By analyzing existing cross correlation between Quant and TMTG, you can compare the effects of market volatilities on Quant and TMTG and check how they will diversify away market risk if combined in the same portfolio for a given time horizon. You can also utilize pair trading strategies of matching a long position in Quant with a short position of TMTG. Check out your portfolio center. Please also check ongoing floating volatility patterns of Quant and TMTG.
Diversification Opportunities for Quant and TMTG
Pay attention - limited upside
The 3 months correlation between Quant and TMTG is 0.0. Overlapping area represents the amount of risk that can be diversified away by holding Quant and TMTG in the same portfolio, assuming nothing else is changed.
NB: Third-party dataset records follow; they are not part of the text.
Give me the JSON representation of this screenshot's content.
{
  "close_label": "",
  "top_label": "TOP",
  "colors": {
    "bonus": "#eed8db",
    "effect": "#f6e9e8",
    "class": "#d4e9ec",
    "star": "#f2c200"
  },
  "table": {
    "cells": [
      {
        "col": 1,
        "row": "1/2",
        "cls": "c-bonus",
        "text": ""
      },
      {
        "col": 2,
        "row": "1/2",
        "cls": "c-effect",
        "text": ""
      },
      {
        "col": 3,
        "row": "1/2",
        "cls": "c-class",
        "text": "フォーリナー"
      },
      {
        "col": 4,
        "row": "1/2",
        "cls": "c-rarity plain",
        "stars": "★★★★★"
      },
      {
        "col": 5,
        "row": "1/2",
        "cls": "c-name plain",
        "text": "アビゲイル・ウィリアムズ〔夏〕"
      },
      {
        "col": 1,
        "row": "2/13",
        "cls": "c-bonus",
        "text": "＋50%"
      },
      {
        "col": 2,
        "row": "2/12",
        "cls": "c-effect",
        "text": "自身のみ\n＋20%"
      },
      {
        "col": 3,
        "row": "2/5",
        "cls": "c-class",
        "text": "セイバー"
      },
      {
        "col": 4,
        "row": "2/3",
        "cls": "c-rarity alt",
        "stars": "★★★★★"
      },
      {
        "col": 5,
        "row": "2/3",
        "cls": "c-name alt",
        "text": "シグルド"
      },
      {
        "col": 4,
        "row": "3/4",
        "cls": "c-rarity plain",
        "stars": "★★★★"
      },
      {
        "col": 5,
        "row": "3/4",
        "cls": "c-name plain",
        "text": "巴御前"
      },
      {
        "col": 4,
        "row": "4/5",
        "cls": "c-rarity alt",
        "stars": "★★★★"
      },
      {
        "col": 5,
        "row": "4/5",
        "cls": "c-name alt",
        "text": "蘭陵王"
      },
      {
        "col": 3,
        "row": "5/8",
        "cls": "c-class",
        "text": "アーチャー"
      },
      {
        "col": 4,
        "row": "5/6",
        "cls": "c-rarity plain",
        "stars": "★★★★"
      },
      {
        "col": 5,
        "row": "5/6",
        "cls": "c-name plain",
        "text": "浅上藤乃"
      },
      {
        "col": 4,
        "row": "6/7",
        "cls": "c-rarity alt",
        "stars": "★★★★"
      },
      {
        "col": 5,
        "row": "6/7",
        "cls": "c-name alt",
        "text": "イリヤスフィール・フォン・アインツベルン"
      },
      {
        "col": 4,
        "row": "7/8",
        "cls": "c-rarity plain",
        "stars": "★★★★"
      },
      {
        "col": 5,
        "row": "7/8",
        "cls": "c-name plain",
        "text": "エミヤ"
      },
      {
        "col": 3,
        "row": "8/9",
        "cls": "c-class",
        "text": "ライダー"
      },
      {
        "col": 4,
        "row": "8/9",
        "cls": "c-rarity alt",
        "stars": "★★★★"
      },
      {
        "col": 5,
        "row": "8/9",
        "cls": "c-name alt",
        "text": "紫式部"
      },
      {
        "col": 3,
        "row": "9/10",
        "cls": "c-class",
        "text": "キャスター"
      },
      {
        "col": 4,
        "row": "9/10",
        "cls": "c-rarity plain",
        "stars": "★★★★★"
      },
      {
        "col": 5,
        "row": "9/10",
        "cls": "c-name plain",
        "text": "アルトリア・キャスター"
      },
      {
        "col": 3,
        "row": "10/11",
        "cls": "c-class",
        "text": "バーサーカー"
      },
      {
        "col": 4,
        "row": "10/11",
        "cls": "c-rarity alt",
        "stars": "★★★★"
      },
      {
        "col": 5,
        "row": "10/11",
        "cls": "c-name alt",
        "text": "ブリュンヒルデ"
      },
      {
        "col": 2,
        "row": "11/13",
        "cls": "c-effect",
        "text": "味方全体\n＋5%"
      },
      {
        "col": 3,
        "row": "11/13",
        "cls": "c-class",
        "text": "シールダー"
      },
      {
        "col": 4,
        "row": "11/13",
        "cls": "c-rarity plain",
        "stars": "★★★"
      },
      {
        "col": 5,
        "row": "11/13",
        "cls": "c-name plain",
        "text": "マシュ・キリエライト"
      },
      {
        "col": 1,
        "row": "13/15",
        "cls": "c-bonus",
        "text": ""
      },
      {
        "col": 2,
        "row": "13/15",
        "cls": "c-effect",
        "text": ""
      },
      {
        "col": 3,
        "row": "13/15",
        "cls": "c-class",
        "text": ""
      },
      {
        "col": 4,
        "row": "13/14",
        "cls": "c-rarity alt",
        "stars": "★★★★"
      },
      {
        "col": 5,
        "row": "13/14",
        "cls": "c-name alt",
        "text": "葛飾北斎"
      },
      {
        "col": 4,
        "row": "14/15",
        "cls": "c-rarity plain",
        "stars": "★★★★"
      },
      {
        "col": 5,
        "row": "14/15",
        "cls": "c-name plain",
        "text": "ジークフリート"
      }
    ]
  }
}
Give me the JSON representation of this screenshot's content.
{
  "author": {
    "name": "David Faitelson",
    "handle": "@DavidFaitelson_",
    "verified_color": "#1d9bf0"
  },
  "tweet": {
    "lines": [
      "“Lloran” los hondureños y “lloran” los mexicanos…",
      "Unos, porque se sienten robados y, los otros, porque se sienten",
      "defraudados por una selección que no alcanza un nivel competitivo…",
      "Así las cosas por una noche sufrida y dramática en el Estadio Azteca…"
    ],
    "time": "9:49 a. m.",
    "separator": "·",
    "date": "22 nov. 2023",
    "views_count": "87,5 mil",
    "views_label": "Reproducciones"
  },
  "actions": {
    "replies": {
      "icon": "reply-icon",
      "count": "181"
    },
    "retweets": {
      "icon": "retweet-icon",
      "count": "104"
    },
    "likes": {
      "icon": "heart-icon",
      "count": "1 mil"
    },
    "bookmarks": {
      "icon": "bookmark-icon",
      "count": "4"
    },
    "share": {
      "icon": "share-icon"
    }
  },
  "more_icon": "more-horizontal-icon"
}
The correlation between historical prices or returns on TMTG and Quant is a relative statistical measure of the degree to which these equity instruments tend to move together. The correlation coefficient measures the extent to which returns on Quant are associated (or correlated) with TMTG. Values of the correlation coefficient range from -1 to +1, where. The correlation of zero (0) is possible when the price movement of TMTG has no effect on the direction of Quant i.e., Quant and TMTG go up and down completely randomly.
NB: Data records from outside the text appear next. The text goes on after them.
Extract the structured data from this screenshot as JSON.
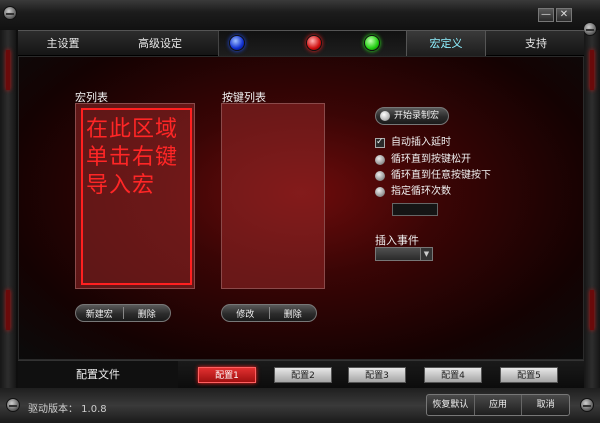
{
  "window": {
    "minimize_glyph": "—",
    "close_glyph": "✕"
  },
  "nav": {
    "tabs": [
      {
        "label": "主设置"
      },
      {
        "label": "高级设定"
      },
      {
        "label": "宏定义"
      },
      {
        "label": "支持"
      }
    ],
    "active_tab": "宏定义",
    "leds": [
      "blue",
      "red",
      "green"
    ]
  },
  "macro": {
    "macro_list_label": "宏列表",
    "macro_list_hint": "在此区域单击右键导入宏",
    "key_list_label": "按键列表",
    "new_macro": "新建宏",
    "delete_macro": "删除",
    "modify_key": "修改",
    "delete_key": "删除",
    "record_button": "开始录制宏",
    "options": [
      {
        "label": "自动插入延时",
        "type": "checkbox",
        "checked": true
      },
      {
        "label": "循环直到按键松开",
        "type": "radio"
      },
      {
        "label": "循环直到任意按键按下",
        "type": "radio"
      },
      {
        "label": "指定循环次数",
        "type": "radio"
      }
    ],
    "insert_event_label": "插入事件"
  },
  "profiles": {
    "title": "配置文件",
    "tabs": [
      "配置1",
      "配置2",
      "配置3",
      "配置4",
      "配置5"
    ],
    "active": "配置1"
  },
  "footer": {
    "version": "驱动版本： 1.0.8",
    "buttons": [
      "恢复默认",
      "应用",
      "取消"
    ]
  },
  "colors": {
    "accent_red": "#d01010",
    "active_tab_text": "#8ff0ff"
  }
}
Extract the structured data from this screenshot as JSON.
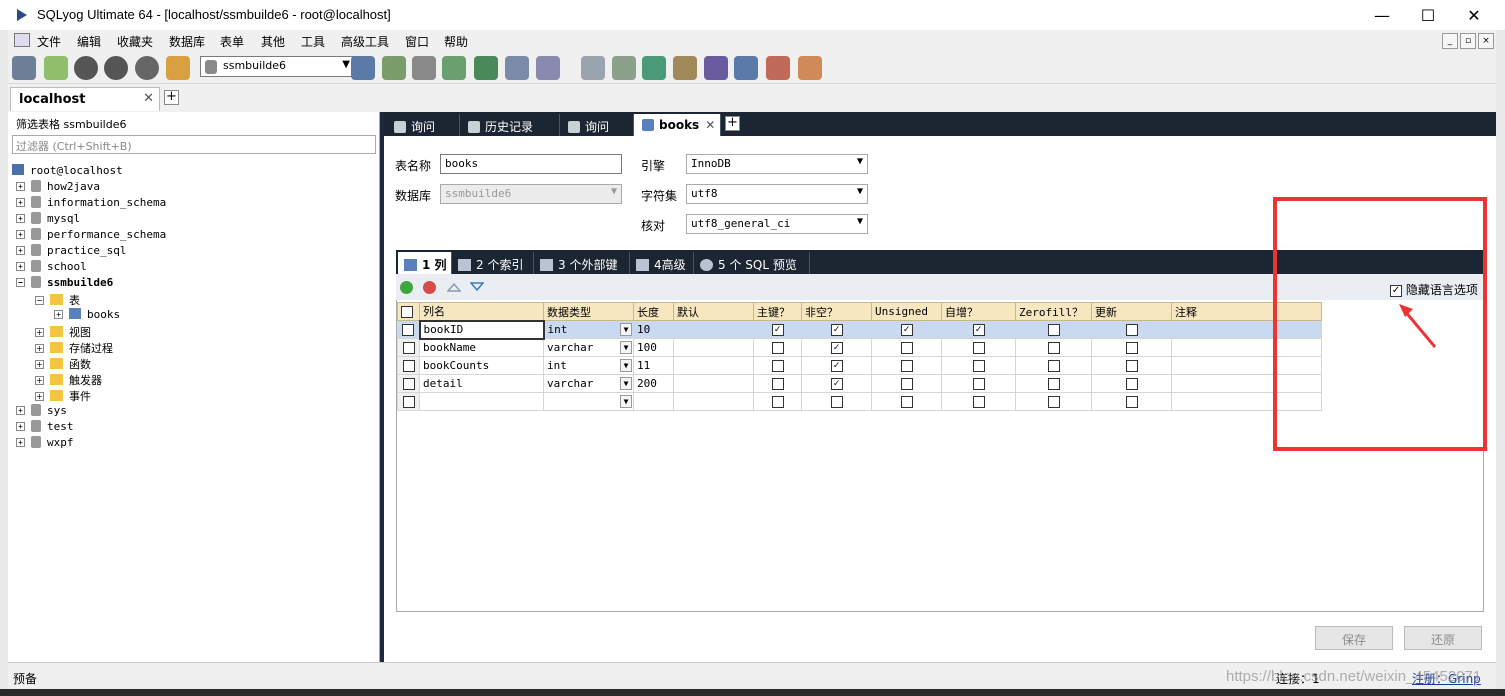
{
  "window": {
    "title": "SQLyog Ultimate 64 - [localhost/ssmbuilde6 - root@localhost]",
    "minimize": "—",
    "maximize": "☐",
    "close": "✕"
  },
  "menu": [
    "文件",
    "编辑",
    "收藏夹",
    "数据库",
    "表单",
    "其他",
    "工具",
    "高级工具",
    "窗口",
    "帮助"
  ],
  "toolbar": {
    "db_select": "ssmbuilde6"
  },
  "connection_tab": {
    "label": "localhost",
    "close": "✕",
    "add": "+"
  },
  "sidebar": {
    "filter_label": "筛选表格 ssmbuilde6",
    "filter_placeholder": "过滤器 (Ctrl+Shift+B)",
    "root": "root@localhost",
    "databases": [
      "how2java",
      "information_schema",
      "mysql",
      "performance_schema",
      "practice_sql",
      "school"
    ],
    "active_db": "ssmbuilde6",
    "tables_folder": "表",
    "table": "books",
    "folders": [
      "视图",
      "存储过程",
      "函数",
      "触发器",
      "事件"
    ],
    "more_databases": [
      "sys",
      "test",
      "wxpf"
    ]
  },
  "query_tabs": [
    {
      "label": "询问"
    },
    {
      "label": "历史记录"
    },
    {
      "label": "询问"
    },
    {
      "label": "books",
      "close": "✕"
    }
  ],
  "query_tabs_add": "+",
  "form": {
    "table_name_label": "表名称",
    "table_name_value": "books",
    "database_label": "数据库",
    "database_value": "ssmbuilde6",
    "engine_label": "引擎",
    "engine_value": "InnoDB",
    "charset_label": "字符集",
    "charset_value": "utf8",
    "collation_label": "核对",
    "collation_value": "utf8_general_ci"
  },
  "sub_tabs": [
    "1 列",
    "2 个索引",
    "3 个外部键",
    "4高级",
    "5 个 SQL 预览"
  ],
  "hide_language_options": {
    "label": "隐藏语言选项",
    "checked": true
  },
  "grid": {
    "headers": [
      "列名",
      "数据类型",
      "长度",
      "默认",
      "主键？",
      "非空？",
      "Unsigned",
      "自增？",
      "Zerofill？",
      "更新",
      "注释"
    ],
    "rows": [
      {
        "name": "bookID",
        "type": "int",
        "length": "10",
        "default": "",
        "pk": true,
        "notnull": true,
        "unsigned": true,
        "autoinc": true,
        "zerofill": false,
        "update": false,
        "comment": ""
      },
      {
        "name": "bookName",
        "type": "varchar",
        "length": "100",
        "default": "",
        "pk": false,
        "notnull": true,
        "unsigned": false,
        "autoinc": false,
        "zerofill": false,
        "update": false,
        "comment": ""
      },
      {
        "name": "bookCounts",
        "type": "int",
        "length": "11",
        "default": "",
        "pk": false,
        "notnull": true,
        "unsigned": false,
        "autoinc": false,
        "zerofill": false,
        "update": false,
        "comment": ""
      },
      {
        "name": "detail",
        "type": "varchar",
        "length": "200",
        "default": "",
        "pk": false,
        "notnull": true,
        "unsigned": false,
        "autoinc": false,
        "zerofill": false,
        "update": false,
        "comment": ""
      },
      {
        "name": "",
        "type": "",
        "length": "",
        "default": "",
        "pk": false,
        "notnull": false,
        "unsigned": false,
        "autoinc": false,
        "zerofill": false,
        "update": false,
        "comment": ""
      }
    ]
  },
  "buttons": {
    "save": "保存",
    "revert": "还原"
  },
  "status": {
    "left": "预备",
    "connection": "连接：1",
    "register": "注册：Grinp"
  },
  "watermark": "https://blog.csdn.net/weixin_45452071",
  "colors": {
    "tab_bar": "#1c2633",
    "grid_header": "#f6e7c1",
    "selected_row": "#c8d9f0",
    "annotation": "#ee3333"
  }
}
Pair Corralation between Quant and TMTG
If you would invest 11,040 in Quant on December 29, 2023 and sell it today you would earn a total of 2,784 from holding Quant or generate 25.22% return on investment over 90 days.
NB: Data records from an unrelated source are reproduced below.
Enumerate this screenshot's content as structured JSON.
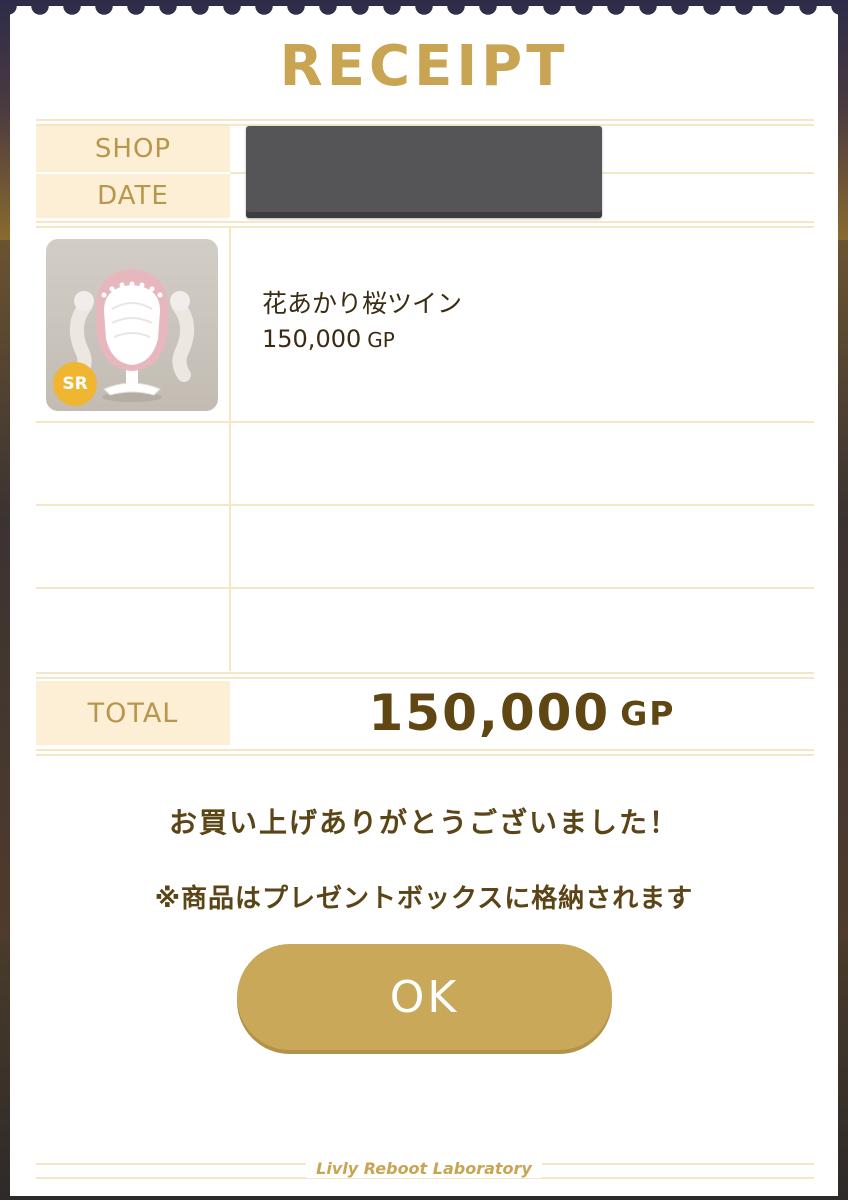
{
  "receipt": {
    "title": "RECEIPT",
    "shop_label": "SHOP",
    "date_label": "DATE",
    "items": [
      {
        "name": "花あかり桜ツイン",
        "price": "150,000",
        "unit": "GP",
        "rarity": "SR"
      }
    ],
    "total_label": "TOTAL",
    "total_value": "150,000",
    "total_unit": "GP",
    "thanks_message": "お買い上げありがとうございました！",
    "note": "※商品はプレゼントボックスに格納されます",
    "ok_label": "OK",
    "footer": "Livly Reboot Laboratory"
  },
  "colors": {
    "accent_gold": "#c9a553",
    "label_bg": "#fcefd6",
    "line": "#f5e6c8",
    "text_dark": "#5b4416",
    "button": "#c9a85a",
    "rarity_badge": "#f0b531",
    "redaction": "#555558"
  }
}
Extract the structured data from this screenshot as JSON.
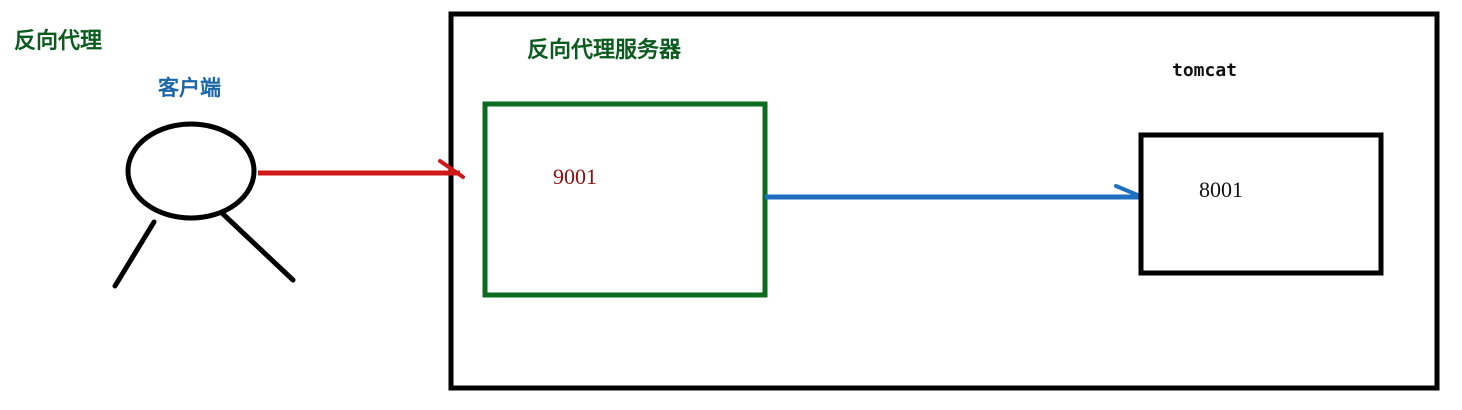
{
  "diagram": {
    "title": "反向代理",
    "client": {
      "label": "客户端"
    },
    "proxy_server": {
      "label": "反向代理服务器",
      "port": "9001"
    },
    "tomcat": {
      "label": "tomcat",
      "port": "8001"
    },
    "colors": {
      "title": "#0b5a1e",
      "client_label": "#1a66a8",
      "proxy_box": "#0b6b1f",
      "proxy_port": "#8b0f0f",
      "request_arrow": "#d01818",
      "forward_arrow": "#1f6fc0",
      "outline": "#000000"
    }
  }
}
Time Period | 3 Months [change] |
Direction | Flat |
Strength | Insignificant |
Accuracy | 4.55% |
Values | Daily Returns |
Quant vs. TMTG
Performance |
Timeline |
Quant |
TMTG |
Risk-Adjusted Performance
0 of 100
Low | High |
Very Weak
Quant and TMTG Volatility Contrast
Predicted Return Density |
Returns |
Pair Trading with Quant and TMTG
The main advantage of trading using opposite Quant and TMTG positions is that it hedges away some unsystematic risk. Because of two separate transactions, even if Quant position performs unexpectedly, TMTG can make up some of the losses. Pair trading also minimizes risk from directional movements in the market. For example, if an entire industry or sector drops because of unexpected headlines, the short position in TMTG will offset losses from the drop in TMTG's long position.The idea behind Quant and TMTG pairs trading is to make the combined position market-neutral, meaning the overall market's direction will not affect its win or loss (or potential downside or upside). This can be achieved by designing a pairs trade with two highly correlated stocks or equities that operate in a similar space or sector, making it possible to obtain profits through simple and relatively low-risk investment.Check out your portfolio center.Note that this page's information should be used as a complementary analysis to find the right mix of equity instruments to add to your existing portfolios or create a brand new portfolio. You can also try the Volatility Analysis module to get historical volatility and risk analysis based on latest market data.